Kid1, aka Sophie, was stymied by a homework assignment last night: What connections do you have to a culture and its traditions, customs and rituals?  How does your heritage and culture shape you?

Such an answer is harder, IMHO, for haoles in Hawaii. In  Hawaii we exist in a lifestyle that could be defined by a steam-tray buffet line at an Island party. Rice, noodles, tossed and potato-mac salad populate the long table with sushi, char sui, won tons, Redondo red hotdogs, barbecue short ribs and grilled chicken. Someone might bring a lasagna tray. Someone might bring deviled eggs. We marry into each others families, we live in neighborhoods of mixed ethnicities, children grow up going to school with peers who are Chinese, Hawaiian, Japanese, Korean, Pacific Islanders, Middle and Far Eastern, black and white, and of beautiful blends; Christian, Buddhist, Catholic, Muslim, Jewish, and live-and-let-live types, and nonbelievers.

I like all this. My kids have yet to distinguish their friends based on ethnicity. But it didn’t help my child get her homework done. She knew many of her classmates have strong ethnic identities. We do not. My heritage spans personalities who migrated and married from Switzerland to England to Ireland to America. I count among my ancestors pirates and other bottom-dweller criminal types. Let’s not even touch on spirituality.

Since I’ve distanced myself from my own heritage, there’s very little of that influencing how I raise my children. My in-laws are close, but they are not meddlesome. My mother-in-law might weigh in on something sometimes and she taught the girls fun things when they were little. And it seems my in-laws have compiled an impressively detailed genealogy that will one day fascinate the girls.

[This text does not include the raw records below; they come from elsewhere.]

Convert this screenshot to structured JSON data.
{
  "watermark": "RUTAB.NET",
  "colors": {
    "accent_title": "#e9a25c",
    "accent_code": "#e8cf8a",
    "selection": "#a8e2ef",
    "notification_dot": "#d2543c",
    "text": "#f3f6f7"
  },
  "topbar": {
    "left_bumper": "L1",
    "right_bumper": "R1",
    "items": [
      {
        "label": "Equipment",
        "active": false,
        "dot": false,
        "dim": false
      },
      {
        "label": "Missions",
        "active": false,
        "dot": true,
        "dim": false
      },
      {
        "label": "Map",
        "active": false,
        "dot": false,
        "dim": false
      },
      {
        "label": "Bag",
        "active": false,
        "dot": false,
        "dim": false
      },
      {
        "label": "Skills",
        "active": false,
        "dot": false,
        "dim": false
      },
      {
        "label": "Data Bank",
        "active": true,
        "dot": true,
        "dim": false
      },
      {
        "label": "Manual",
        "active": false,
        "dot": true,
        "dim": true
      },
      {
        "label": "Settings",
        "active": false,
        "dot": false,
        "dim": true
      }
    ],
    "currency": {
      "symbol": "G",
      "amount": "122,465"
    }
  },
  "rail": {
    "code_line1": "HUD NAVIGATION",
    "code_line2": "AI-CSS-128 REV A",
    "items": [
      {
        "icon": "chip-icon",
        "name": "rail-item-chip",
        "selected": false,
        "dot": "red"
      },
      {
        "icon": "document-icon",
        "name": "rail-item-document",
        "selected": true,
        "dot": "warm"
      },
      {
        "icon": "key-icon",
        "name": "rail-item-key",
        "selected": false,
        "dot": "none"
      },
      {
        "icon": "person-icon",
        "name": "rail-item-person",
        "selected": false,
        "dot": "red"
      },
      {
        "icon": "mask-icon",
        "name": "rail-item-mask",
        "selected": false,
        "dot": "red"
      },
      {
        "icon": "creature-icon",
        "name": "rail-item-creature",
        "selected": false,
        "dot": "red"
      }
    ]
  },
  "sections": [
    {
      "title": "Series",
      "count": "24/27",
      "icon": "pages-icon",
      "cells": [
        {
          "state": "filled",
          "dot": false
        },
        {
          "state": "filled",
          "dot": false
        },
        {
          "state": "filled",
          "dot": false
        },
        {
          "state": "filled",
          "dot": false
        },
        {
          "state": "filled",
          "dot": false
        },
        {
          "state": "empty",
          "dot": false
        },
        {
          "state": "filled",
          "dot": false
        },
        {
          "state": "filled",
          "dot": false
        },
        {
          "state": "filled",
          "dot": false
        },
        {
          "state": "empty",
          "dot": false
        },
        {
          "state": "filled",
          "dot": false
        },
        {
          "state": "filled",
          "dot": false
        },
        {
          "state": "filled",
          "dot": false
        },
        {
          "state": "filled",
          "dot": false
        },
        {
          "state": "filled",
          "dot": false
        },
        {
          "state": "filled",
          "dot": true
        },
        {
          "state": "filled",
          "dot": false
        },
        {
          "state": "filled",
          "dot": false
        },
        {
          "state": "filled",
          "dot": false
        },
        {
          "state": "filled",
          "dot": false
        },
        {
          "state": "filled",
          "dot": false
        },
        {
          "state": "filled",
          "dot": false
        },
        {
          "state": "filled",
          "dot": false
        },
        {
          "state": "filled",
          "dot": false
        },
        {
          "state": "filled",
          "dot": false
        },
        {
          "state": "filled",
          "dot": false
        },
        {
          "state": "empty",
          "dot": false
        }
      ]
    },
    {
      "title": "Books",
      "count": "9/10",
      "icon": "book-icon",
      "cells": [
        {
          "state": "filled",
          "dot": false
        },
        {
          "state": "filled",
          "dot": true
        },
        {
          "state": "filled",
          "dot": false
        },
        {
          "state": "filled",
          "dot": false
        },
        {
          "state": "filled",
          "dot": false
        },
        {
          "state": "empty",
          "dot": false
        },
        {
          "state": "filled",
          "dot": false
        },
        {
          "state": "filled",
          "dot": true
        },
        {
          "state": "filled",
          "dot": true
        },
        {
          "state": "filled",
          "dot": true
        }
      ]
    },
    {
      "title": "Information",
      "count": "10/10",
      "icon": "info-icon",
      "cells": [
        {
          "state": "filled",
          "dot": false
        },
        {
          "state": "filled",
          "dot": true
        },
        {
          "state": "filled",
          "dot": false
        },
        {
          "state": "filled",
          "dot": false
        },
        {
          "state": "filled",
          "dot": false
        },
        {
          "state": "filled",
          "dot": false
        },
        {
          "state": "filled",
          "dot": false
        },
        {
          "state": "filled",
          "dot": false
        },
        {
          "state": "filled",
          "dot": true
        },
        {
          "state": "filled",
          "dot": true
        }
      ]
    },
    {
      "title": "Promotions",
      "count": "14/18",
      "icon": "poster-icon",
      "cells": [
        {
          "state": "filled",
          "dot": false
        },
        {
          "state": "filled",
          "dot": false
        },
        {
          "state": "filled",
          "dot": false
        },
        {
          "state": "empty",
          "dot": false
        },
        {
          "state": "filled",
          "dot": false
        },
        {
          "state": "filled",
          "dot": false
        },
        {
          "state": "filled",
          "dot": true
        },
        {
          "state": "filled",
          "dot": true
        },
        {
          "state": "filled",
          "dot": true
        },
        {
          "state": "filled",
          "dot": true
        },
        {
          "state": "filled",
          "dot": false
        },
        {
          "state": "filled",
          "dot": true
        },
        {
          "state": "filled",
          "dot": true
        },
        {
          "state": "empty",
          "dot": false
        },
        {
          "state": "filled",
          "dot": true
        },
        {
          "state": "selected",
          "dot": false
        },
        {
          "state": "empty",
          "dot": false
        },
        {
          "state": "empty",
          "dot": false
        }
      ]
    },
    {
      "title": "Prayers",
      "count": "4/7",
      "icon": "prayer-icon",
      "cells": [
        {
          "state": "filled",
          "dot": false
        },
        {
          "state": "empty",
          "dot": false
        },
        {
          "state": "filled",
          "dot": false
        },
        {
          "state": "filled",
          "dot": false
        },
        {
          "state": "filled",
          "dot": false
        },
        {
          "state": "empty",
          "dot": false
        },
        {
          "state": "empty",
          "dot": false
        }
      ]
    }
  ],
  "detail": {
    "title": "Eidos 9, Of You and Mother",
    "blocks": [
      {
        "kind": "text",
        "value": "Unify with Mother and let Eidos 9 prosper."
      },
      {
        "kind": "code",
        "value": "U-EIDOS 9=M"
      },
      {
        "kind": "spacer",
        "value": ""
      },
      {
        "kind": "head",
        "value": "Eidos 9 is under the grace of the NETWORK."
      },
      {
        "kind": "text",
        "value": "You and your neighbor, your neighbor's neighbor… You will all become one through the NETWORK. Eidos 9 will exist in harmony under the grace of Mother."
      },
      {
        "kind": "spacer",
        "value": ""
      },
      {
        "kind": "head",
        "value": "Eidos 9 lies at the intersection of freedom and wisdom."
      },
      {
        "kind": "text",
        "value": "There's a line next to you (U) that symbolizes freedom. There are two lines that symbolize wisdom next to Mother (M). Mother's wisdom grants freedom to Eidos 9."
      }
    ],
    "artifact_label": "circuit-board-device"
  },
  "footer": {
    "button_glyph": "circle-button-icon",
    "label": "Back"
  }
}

So what did Sophie come up with? She wrote a forward looking essay on how technology is her family’s culture, how it connects us with family and friends far and wide, how it has piqued her curiosity and reveals to her the possibilities of what the roads of life have to offer. We are wired, we are wireless. We are on a cloud, we home share music, books and movies on iTunes, we are digitally in touch throughout the day. It is a high-tech cloak of connectivity that defines our small family’s culture. While many of our friends’ families have fascinating histories, I believe we have a fascinating future.


By lavagal

Hawaii Kai wife and mom. Melanoma Stage 3a Cancer survivor. English Language Arts teacher, English Learners Coordinator, and Paraprofessional Tutor. Super sub teacher. Dormant triathlete. Road cyclist and Masters swimmer. Gardener. Mrs. Fixit. Random dancer. Music Curator. A teenager trapped in an aging body. Did you know 60 is the new 40? It is.

1 comment

  1. The blend I had to deal with was always a challenge. I was always torn with having to choose a particular part of my culture based either on heritage, religion, or ‘tradition.’
    It’s refreshing to see this different –and very relevant –take on what culture is. Our heritage, we can’t change; But certainly, culture is ours to craft.